Smoking and ultraviolet (UV) radiation are believed to cause free radicals which contribute to stress on the lens fibres and oxidation. Certainly, smoking and exposure to ultraviolet light such as sunlight are associated with you having a greater risk of cataract development. Because ultraviolet exposure increases the risk of cataract, occupations that involve working outdoors such as sailors, farmers and even airline pilots are more at risk. Just as you would protect your skin from UV light, you should wear sunglasses to protect your eyes in similar circumstances.
Cataracts can be congenital, i.e. present at birth, but not all congenital cataracts are troublesome, sometimes it can just be a very small dot cataract or some speckles within the lens that are not particularly noticed, and you will only have that picked by an incidental eye examination with your optometrist or ophthalmologist.
Do we all have the same probability of developing a cataract?
Around the world, over 20 million people are blind because of cataract, and even though cataract is treatable with surgery we should be thinking more about the causes and whether we can prevent cataract.

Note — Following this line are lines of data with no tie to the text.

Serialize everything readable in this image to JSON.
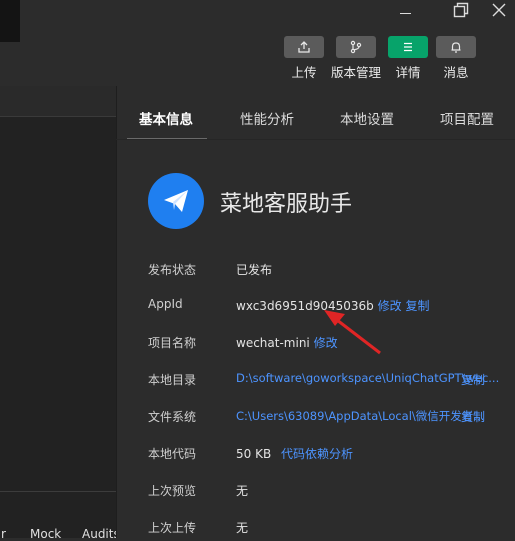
{
  "toolbar": {
    "buttons": [
      {
        "label": "上传",
        "icon": "upload-icon"
      },
      {
        "label": "版本管理",
        "icon": "branch-icon"
      },
      {
        "label": "详情",
        "icon": "menu-icon"
      },
      {
        "label": "消息",
        "icon": "bell-icon"
      }
    ],
    "active_color": "#07a36a"
  },
  "tabs": [
    "基本信息",
    "性能分析",
    "本地设置",
    "项目配置"
  ],
  "app": {
    "name": "菜地客服助手",
    "logo_color": "#1f7ff0"
  },
  "info": {
    "publish_status_label": "发布状态",
    "publish_status_value": "已发布",
    "appid_label": "AppId",
    "appid_value": "wxc3d6951d9045036b",
    "appid_edit": "修改",
    "appid_copy": "复制",
    "project_name_label": "项目名称",
    "project_name_value": "wechat-mini",
    "project_name_edit": "修改",
    "local_dir_label": "本地目录",
    "local_dir_value": "D:\\software\\goworkspace\\UniqChatGPT\\wec...",
    "local_dir_copy": "复制",
    "file_system_label": "文件系统",
    "file_system_value": "C:\\Users\\63089\\AppData\\Local\\微信开发者...",
    "file_system_copy": "复制",
    "local_code_label": "本地代码",
    "local_code_value": "50 KB",
    "local_code_link": "代码依赖分析",
    "last_preview_label": "上次预览",
    "last_preview_value": "无",
    "last_upload_label": "上次上传",
    "last_upload_value": "无"
  },
  "bottom_tabs": [
    "r",
    "Mock",
    "Audits"
  ],
  "link_color": "#4d94ff"
}
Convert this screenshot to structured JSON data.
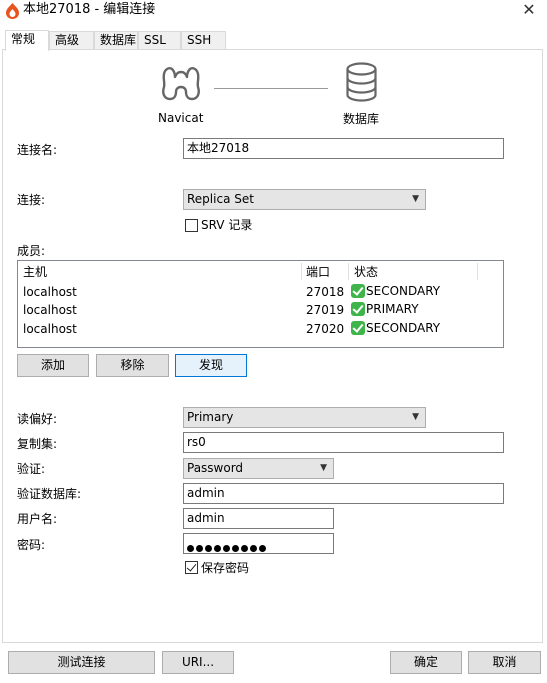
{
  "window": {
    "title": "本地27018 - 编辑连接",
    "close_glyph": "✕"
  },
  "tabs": [
    {
      "label": "常规",
      "active": true
    },
    {
      "label": "高级",
      "active": false
    },
    {
      "label": "数据库",
      "active": false
    },
    {
      "label": "SSL",
      "active": false
    },
    {
      "label": "SSH",
      "active": false
    }
  ],
  "header": {
    "client_label": "Navicat",
    "server_label": "数据库"
  },
  "form": {
    "conn_name_label": "连接名:",
    "conn_name_value": "本地27018",
    "connection_label": "连接:",
    "connection_value": "Replica Set",
    "srv_label": "SRV 记录",
    "srv_checked": false,
    "members_label": "成员:",
    "read_pref_label": "读偏好:",
    "read_pref_value": "Primary",
    "replica_set_label": "复制集:",
    "replica_set_value": "rs0",
    "auth_label": "验证:",
    "auth_value": "Password",
    "auth_db_label": "验证数据库:",
    "auth_db_value": "admin",
    "username_label": "用户名:",
    "username_value": "admin",
    "password_label": "密码:",
    "password_length": 9,
    "save_password_label": "保存密码",
    "save_password_checked": true
  },
  "members_table": {
    "headers": {
      "host": "主机",
      "port": "端口",
      "status": "状态"
    },
    "rows": [
      {
        "host": "localhost",
        "port": "27018",
        "status": "SECONDARY"
      },
      {
        "host": "localhost",
        "port": "27019",
        "status": "PRIMARY"
      },
      {
        "host": "localhost",
        "port": "27020",
        "status": "SECONDARY"
      }
    ]
  },
  "member_buttons": {
    "add": "添加",
    "remove": "移除",
    "discover": "发现"
  },
  "footer": {
    "test": "测试连接",
    "uri": "URI...",
    "ok": "确定",
    "cancel": "取消"
  },
  "colors": {
    "accent": "#0078d7",
    "status_ok": "#3fb44a",
    "app_icon": "#e8541e"
  }
}
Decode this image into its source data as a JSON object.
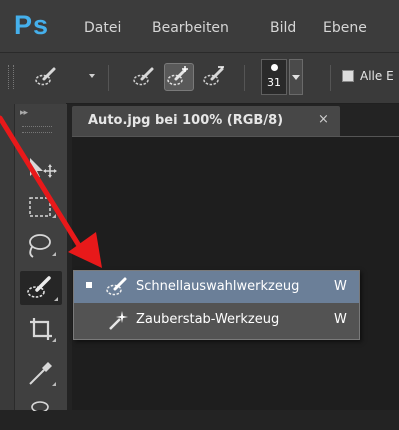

Unfortunately, the most common form of cataract that is related to age remains an enigma and may not be able to be easily prevented at this stage of our scientific knowledge.
The fact that patients with diabetes under the age 60 have much high prevalence of cataract (three to four times higher) than the rest of the population and that patients who have galactosaemia have a much higher rate of cataracts has provided evidence that glucose metabolism is important in cataract formation, probably causing increased pigmentation and protein aggregation (clumping) in the lens.
Ultraviolet radiation such as sunlight is partly filtered out by the cornea, but still, some wavelengths such as those higher than 295 nm can pass through the cornea. The lens does absorb most of the ultraviolet light between 295 to 400 nm. Therefore this does help to explain why there is a higher prevalence of cataracts in those countries with hot sunny climates and those persons with greater exposure to sunlight. The discolouration of the lens which occurs with sunshine is a common nuclear sclerotic cataract which is yellow, then brown and then white.
Fortunately, in the western world, we rarely see the advanced white cataracts that cause reversible blindness, but this is still prevalent in developing countries such as India, Africa and the countries in the Himalayas.
You may be interested in a study that was done on watermen working in the Chesapeake Bay which showed there was a high correlation between cataract and prolonged exposure to sunlight particularly UVB radiation 295 to 320 nm and that they thought that ultraviolet radiation (302 to 400 nm) was less critical. They found that in that particular study group that UVB was causing a cortical rather than nuclear cataract.
Thinning of the ozone layer has also increased the exposure of our eyes to ultraviolet light and although wearing dark glasses that are both UVA and UVB were resistant can help, we may also benefit from wearing a hat and taking antioxidants and vitamin C in the hope that this can help slow and prevent our cataract.